Long Description: Activity in graph analytics is growing rapidly in government, industry and academia. Large scale graph problems require ever growing compute power and impose significant requirements on modern supercomputing architectures. The development of graph toolkits and libraries, their interoperability, and composability with other analytic platforms is critical to many scientific, data, and security domains. This BOF, held previously at SC17, ’18, ’19, ’21, '22, has consistently attracted over 100 attendees (attendance was lower in ’21 as we supported a hybrid format) and dozens of requests from acclaimed researchers and practitioners to speak. The panel sessions have been lively and intense.

This BOF gathers the community developing high-performance frameworks and workflows for large scale graph analytics to survey current approaches, identify new challenges and opportunities, and discuss interoperability of emerging infrastructures. A central goal is developing requirements and recommendations for future tools. In particular, we want to address the new and upcoming challenges in large scale graph analytics applications: the support for streaming graphs, the ability to deal with attributed graphs (that couple graphs with dense tables of attributes), the need to integrate the graph methods within broader machine learning frameworks, and the need to better support irregular data structures and graph methods in scientific simulation frameworks. Current and future graph toolkits will have to evolve to handle these new requirements and domains.

The BOF will include the latest work of the GraphBLAS community reporting on the performance and capabilities of extent implementations, the pros and cons of algebraic approaches, and the status of the new GraphBLAS C++ API. The GraphBLAS user community will present on key design patterns and requested features.

Our lineup of speakers will touch key themes such as applications, use cases, programming models, application programming interfaces and libraries, data structures and algorithms, and integration of tools, including common data structures, data storages, and data frames. The discussions and panels will delve into the dynamic runtime technologies needed to make graph toolkits and/or sparse linear algebra approaches execute efficiently. While remaining vendor agnostic, we expect to touch also architectural requirements and architectural support for such runtime technologies and workloads.
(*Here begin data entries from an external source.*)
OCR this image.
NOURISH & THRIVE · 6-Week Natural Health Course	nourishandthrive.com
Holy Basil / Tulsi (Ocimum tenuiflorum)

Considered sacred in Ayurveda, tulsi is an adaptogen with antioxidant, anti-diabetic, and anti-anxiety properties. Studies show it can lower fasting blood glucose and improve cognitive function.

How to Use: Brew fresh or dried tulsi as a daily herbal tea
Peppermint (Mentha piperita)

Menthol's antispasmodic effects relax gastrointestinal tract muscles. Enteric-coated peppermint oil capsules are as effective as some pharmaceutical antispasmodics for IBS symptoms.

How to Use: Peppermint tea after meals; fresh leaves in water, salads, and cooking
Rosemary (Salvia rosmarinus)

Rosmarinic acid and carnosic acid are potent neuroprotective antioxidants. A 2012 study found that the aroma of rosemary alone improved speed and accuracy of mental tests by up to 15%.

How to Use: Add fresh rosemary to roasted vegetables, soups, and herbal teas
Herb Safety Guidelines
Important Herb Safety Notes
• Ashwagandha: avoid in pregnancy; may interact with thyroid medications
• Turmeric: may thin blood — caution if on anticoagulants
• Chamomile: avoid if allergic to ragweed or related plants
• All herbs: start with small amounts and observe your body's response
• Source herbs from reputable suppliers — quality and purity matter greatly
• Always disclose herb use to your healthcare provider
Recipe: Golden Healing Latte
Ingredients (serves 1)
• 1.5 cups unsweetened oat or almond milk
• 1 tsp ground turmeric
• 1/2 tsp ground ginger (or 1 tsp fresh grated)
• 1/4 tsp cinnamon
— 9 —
For the 2023 BOF, we expect to further continue our discussions on emerging abstractions and frameworks, representative benchmarks, and role of hardware specialization for irregular workloads, focusing on the interplay with scientific discovery and data science workflows that might execute from edge devices (e.g., experimental scientific instruments) to centralized high-performance computing systems or the cloud.

The definition of requirements and recommendations for abstractions and representative benchmarks will naturally lead the community to identify how the expertise in co-designing solutions for combinatorial and randomized graph algorithm could be translated to methodologies for supporting the emerging class of graph representation learning algorithms.